Demis Hassabis: From chess prodigy to AI leader

In 2010, Demis Hassabis co-founded the artificial intelligence company DeepMind Technologies, which has been credited as bringing AI to the mainstream

As CEO and Co-Founder of Google DeepMind, Demis Hassabis is one of the most influential experts in the field of AI.

A child chess prodigy, at the age of 17 Hassabis joined the computer game company Bullfrog Productions, where he worked as a designer on science fiction game Syndicate. Here, Hassabis was the lead programmer for the highly influential Theme Park, released in 1994, which won the industry’s Golden Joystick Award.

In 2010, Hassabis founded the AI company DeepMind Technologies with Shane Legg and Mustafa Suleyman. The trio began working on AI technology by teaching it how to play old games from the 1970s and 80s, with a goal to create a general-purpose AI that can be useful for almost anything.

Hassabis attended Cambridge University where he studied for his computer science undergraduate degree, earning a double first-class honours.

At the start of 2014, Google announced the company had acquired DeepMind for $500m and agreed to take over DeepMind technologies. With Google, DeepMind established an artificial intelligence ethics board.

Later that same year, DeepMind received the ‘Company of the Year’ award from Cambridge Computer Laboratory. It also published research on computer systems that are able to play the board game ‘Go’.

AlphaGo, a computer program developed by DeepMind, beat the European Go champion Fan Hui in 2015. This was the first time an AI defeated a professional Go player. Go is considered much more difficult for computers to win. Due to the high number of possibilities within the game, it is prohibitively difficult for traditional AI methods such as brute force.

With Amazon, Google, Facebook, IBM and Microsoft, in 2016 DeepMind became a founding member of Partnership on AI, an organisation dedicated to the society-AI interface.

AlphaFold makes headlines

Last year DeepMind made headlines with AlphaFold, which is capable of deciphering the structure of almost all proteins known to science.

The company partnered with the European Molecular Biology Laboratory (EMBL) to make the most complete and accurate database yet of predicted protein structure models for the human proteome.

DeepMind announced the data would be made freely available to the scientific community, allowing scientists to carry out work that would have previously taken years in just a few days.

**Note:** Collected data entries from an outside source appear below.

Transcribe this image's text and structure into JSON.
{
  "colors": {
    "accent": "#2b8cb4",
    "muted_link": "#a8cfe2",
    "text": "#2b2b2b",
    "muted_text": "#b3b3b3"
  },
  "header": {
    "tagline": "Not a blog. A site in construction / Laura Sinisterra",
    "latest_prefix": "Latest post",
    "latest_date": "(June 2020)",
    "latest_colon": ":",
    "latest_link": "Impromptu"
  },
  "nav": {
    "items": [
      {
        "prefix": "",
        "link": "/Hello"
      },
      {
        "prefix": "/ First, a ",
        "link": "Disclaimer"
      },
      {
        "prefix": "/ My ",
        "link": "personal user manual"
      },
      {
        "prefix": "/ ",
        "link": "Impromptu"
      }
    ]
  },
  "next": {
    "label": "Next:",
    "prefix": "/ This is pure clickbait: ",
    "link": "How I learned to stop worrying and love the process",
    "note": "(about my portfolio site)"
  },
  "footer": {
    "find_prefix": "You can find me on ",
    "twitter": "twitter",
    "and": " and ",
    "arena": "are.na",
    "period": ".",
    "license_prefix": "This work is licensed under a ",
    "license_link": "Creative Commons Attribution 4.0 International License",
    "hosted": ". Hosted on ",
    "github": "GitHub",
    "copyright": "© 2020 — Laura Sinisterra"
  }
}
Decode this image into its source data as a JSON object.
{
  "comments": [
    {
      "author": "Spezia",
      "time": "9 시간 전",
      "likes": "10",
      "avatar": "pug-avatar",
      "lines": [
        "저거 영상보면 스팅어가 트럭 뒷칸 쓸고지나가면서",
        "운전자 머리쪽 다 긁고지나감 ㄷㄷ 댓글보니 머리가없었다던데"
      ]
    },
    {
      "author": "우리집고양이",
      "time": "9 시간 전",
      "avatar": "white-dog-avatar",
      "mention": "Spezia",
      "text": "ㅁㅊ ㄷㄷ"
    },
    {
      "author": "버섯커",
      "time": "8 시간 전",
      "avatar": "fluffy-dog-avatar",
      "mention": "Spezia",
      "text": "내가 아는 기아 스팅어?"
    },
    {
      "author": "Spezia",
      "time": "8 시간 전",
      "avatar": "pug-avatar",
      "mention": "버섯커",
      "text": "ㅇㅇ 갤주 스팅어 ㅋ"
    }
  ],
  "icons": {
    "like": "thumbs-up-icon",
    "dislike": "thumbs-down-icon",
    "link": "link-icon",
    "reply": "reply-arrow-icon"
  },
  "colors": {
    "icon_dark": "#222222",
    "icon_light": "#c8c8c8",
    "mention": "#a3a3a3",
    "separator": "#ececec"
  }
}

“Our goal at DeepMind has always been to build AI and then use it as a tool to help accelerate the pace of scientific discovery itself, thereby advancing our understanding of the world around us,” said Hassabis at the time.

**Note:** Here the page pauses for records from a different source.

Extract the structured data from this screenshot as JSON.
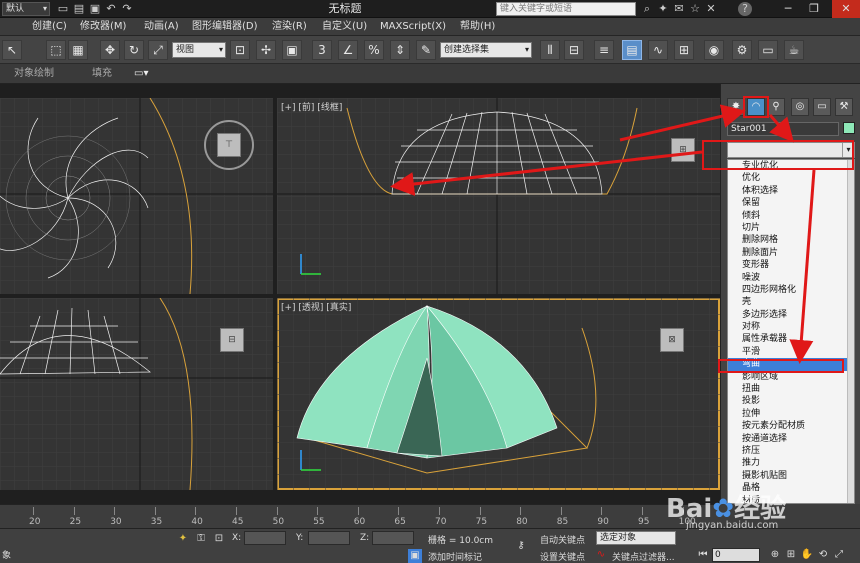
{
  "titlebar": {
    "workspace": "默认",
    "title": "无标题",
    "search_placeholder": "键入关键字或短语"
  },
  "menu": [
    "创建(C)",
    "修改器(M)",
    "动画(A)",
    "图形编辑器(D)",
    "渲染(R)",
    "自定义(U)",
    "MAXScript(X)",
    "帮助(H)"
  ],
  "toolbar": {
    "ref_coord": "视图",
    "named_selection": "创建选择集"
  },
  "ribbon": {
    "item1": "对象绘制",
    "item2": "填充"
  },
  "viewports": {
    "top_right_label": "[+] [前] [线框]",
    "bottom_right_label": "[+] [透视] [真实]"
  },
  "command_panel": {
    "object_name": "Star001",
    "modifier_list": [
      "专业优化",
      "优化",
      "体积选择",
      "保留",
      "倾斜",
      "切片",
      "删除网格",
      "删除面片",
      "变形器",
      "噪波",
      "四边形网格化",
      "壳",
      "多边形选择",
      "对称",
      "属性承载器",
      "平滑",
      "弯曲",
      "影响区域",
      "扭曲",
      "投影",
      "拉伸",
      "按元素分配材质",
      "按通道选择",
      "挤压",
      "推力",
      "摄影机贴图",
      "晶格",
      "材质",
      "涡轮平滑"
    ],
    "selected_modifier": "弯曲"
  },
  "timeline": {
    "ticks": [
      "20",
      "25",
      "30",
      "35",
      "40",
      "45",
      "50",
      "55",
      "60",
      "65",
      "70",
      "75",
      "80",
      "85",
      "90",
      "95",
      "100"
    ]
  },
  "status": {
    "left_text": "象",
    "x_label": "X:",
    "y_label": "Y:",
    "z_label": "Z:",
    "grid": "栅格 = 10.0cm",
    "add_time_tag": "添加时间标记",
    "auto_key": "自动关键点",
    "set_key": "设置关键点",
    "selected": "选定对象",
    "key_filters": "关键点过滤器...",
    "frame": "0"
  },
  "watermark": {
    "logo": "Bai",
    "brand": "经验",
    "url": "jingyan.baidu.com"
  },
  "colors": {
    "accent": "#d9a23a",
    "annotation": "#e01818",
    "selection": "#3d7fd8",
    "object": "#8ee8b8"
  }
}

“For our team, AlphaFold’s success was especially rewarding, both because it was the most complex AI system we’d ever built, requiring multiple critical innovations, and because it has had the most meaningful downstream impact.”.

Google DeepMind

In April, Hassabis announced that DeepMind, which was acquired by Google in 2014, would henceforth be known as Google DeepMind, with the organisation joining forces with the Google Brain team to ‘accelerate progress towards a world in which AI helps solve the biggest challenges facing humanity’.

“When Shane Legg and I launched DeepMind back in 2010, many people thought general AI was a farfetched science fiction technology that was decades away from being a reality,” Hassabis said in an announcement to DeepMind employees. 

“Now, we live in a time in which AI research and technology is advancing exponentially. In the coming years, AI – and ultimately AGI – has the potential to drive one of the greatest social, economic and scientific transformations in history.

“Through Google DeepMind, we are bringing together our world-class talent in AI with the computing power, infrastructure and resources to create the next generation of AI breakthroughs and products across Google and Alphabet, and to do this in a bold and responsible way. The research advances from the phenomenal Brain and DeepMind teams laid much of the foundations of the current AI industry, from Deep Reinforcement Learning to Transformers, and the work we are going to be doing now as part of this new combined unit will create the next wave of world-changing breakthroughs.”